Iranian hackers were responsible for a disruptive computer breach in March that forced Los Angeles’ transit system to shut down parts of its network, Israeli researchers found earlier this week.
The saboteurs stole at least 700 gigabytes of emails, backups, and other files from the Los Angeles County Metropolitan Transportation Authority (LACMTA), according to Gambit Security, a Tel Aviv-based cybersecurity firm that said it discovered the misappropriated data after it was inadvertently exposed online.
In a report published on Tuesday, the company said a digital trail of evidence tied the server where the data was discovered to a previously known hacking operation that Israeli officials and researchers attributed to Tehran.
The Los Angeles transit authority didn’t respond to questions about the findings. In a statement shared last month, its officials said they were working with law enforcement and cyber specialists as they brought their systems back online. “Attribution is part of the investigation and we will not speculate,” the statement said.
The attack caused disruptions to digital services for passengers, including displaying arrival times and the ability to add money to digital cards. LACMTA then claimed that the transportation service itself was not affected and that no indication of harm to customers or employee data was found.
Gambit also noted that the attack on LACMTA’s systems did not consist solely of information theft. In some cases, the attackers also acted to destroy systems and impair the recovery capability of the affected organizations.
According to Gambit’s report, the attacker’s activity included deleting virtual machines, databases, and storage volumes, as well as damaging backup infrastructures – in other words, not just a breach to collect information, but an attempt to make it difficult for LACMTA to return to normal operations.
Notably, Los Angeles is one of the host cities for the FIFA 2026 World Cup, which begins on June 11.
Digital security specialists have suspected an Iranian hand in the operation against the LACMTA ever since an obscure pro-Iran outfit calling itself Ababil of Minab claimed responsibility. The group’s name refers to the bombing of a girls’ school in the Iranian city of Minab that officials there say killed more than 175 children and teachers, and its rhetoric and modus operandi are characteristic of self-styled vigilante hacker groups that US and Israeli researchers allege are cut-outs for Iranian spies.
The threat actor group claims to be an independent activist organization.
Eyal Sela, Gambit’s director of threat intelligence, said a connection between Ababil and the Iranian state “has been a working assumption.”
“What our research adds is the forensic evidence to support it,” he said.
Gambit, a security startup founded in part by veterans of Unit 8200, Israel’s equivalent of the US National Security Agency, said it had alerted relevant authorities to its findings.
Ababil did not return messages left via a form on its website. The FBI said it was aware of the LACMTA incident and was “coordinating with partners in response.” The FBI declined further comment.
The US civilian cyber defense body, the Cybersecurity and Infrastructure Security Agency, did not return messages seeking comment. Iran’s mission to the United Nations and Israel’s National Cyber Directorate also did not respond to Reuters’s request for comment.
Iranian-linked, backed hackers allegedly active since start of war
The intrusion at LACMTA was detected around March 16, its officials said in their statement. About two weeks later, Ababil materialized online and claimed to have wiped an enormous amount of data in a destructive cyberattack, publishing a video that purported to show them rampaging through the transit system’s network.
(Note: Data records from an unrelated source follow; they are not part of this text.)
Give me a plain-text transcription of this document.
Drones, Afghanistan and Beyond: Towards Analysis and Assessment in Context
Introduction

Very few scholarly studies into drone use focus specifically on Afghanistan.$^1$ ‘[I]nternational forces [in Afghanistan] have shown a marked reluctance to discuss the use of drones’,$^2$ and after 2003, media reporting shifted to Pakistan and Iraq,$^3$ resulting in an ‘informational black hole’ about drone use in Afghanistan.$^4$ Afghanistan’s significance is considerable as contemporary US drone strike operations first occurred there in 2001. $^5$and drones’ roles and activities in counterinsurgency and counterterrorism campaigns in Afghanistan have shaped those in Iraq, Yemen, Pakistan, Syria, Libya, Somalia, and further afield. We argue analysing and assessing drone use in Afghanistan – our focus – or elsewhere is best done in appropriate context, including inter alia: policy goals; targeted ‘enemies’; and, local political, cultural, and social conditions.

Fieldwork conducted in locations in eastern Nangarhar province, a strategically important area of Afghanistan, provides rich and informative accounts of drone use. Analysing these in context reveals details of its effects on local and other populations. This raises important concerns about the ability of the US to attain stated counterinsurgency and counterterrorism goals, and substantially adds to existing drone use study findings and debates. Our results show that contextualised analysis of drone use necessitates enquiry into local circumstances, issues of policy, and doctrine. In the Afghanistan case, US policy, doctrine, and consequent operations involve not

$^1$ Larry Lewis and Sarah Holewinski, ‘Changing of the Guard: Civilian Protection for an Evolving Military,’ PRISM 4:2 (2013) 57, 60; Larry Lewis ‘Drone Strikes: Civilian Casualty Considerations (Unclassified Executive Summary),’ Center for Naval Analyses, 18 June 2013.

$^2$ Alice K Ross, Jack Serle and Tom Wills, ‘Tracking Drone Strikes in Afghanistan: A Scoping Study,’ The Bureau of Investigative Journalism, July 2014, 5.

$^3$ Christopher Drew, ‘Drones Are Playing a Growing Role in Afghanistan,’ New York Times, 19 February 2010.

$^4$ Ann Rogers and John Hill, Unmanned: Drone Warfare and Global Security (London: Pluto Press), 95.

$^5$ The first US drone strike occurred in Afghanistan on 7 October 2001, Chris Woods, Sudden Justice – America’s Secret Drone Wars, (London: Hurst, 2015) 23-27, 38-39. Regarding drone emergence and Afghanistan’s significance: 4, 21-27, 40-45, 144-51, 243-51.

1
Ababil also has claimed credit for hacks affecting South Florida’s Tri-Rail commuter transit system, vehicle tracking company Vyncs, and Saudi infrastructure firm Unimac.
In a statement, Tri-Rail confirmed it had been hacked “about a month ago,” but said that none of the affected data was critical. Vyncs owner Agnik said it had detected its breach on April 2 but declined to comment on the nature of the data stolen by the hackers.
Both Tri-Rail and Agnik said the FBI was involved, with Agnik saying in an email that the bureau “has a pretty good understanding of who these criminals are.” Unimac did not return messages seeking comment.
The group behind Ababil has hacked other organizations whose identity it has not publicized, Gambit Security said, citing its analysis of other data left online by the spies. Sela said they included a media organization and educational institution in Israel and an insurance brokerage in Turkey, but he declined to identify them further.
Iranian hackers have allegedly carried out a drumbeat of digital operations since the US and Israel launched a war against Iran in late February, including a damaging attack on the medical device company Stryker and the leak of personal emails belonging to FBI Director Kash Patel. Iranian hackers are also suspected of having remotely tampered with fuel gauges at gas stations, CNN reported earlier this month.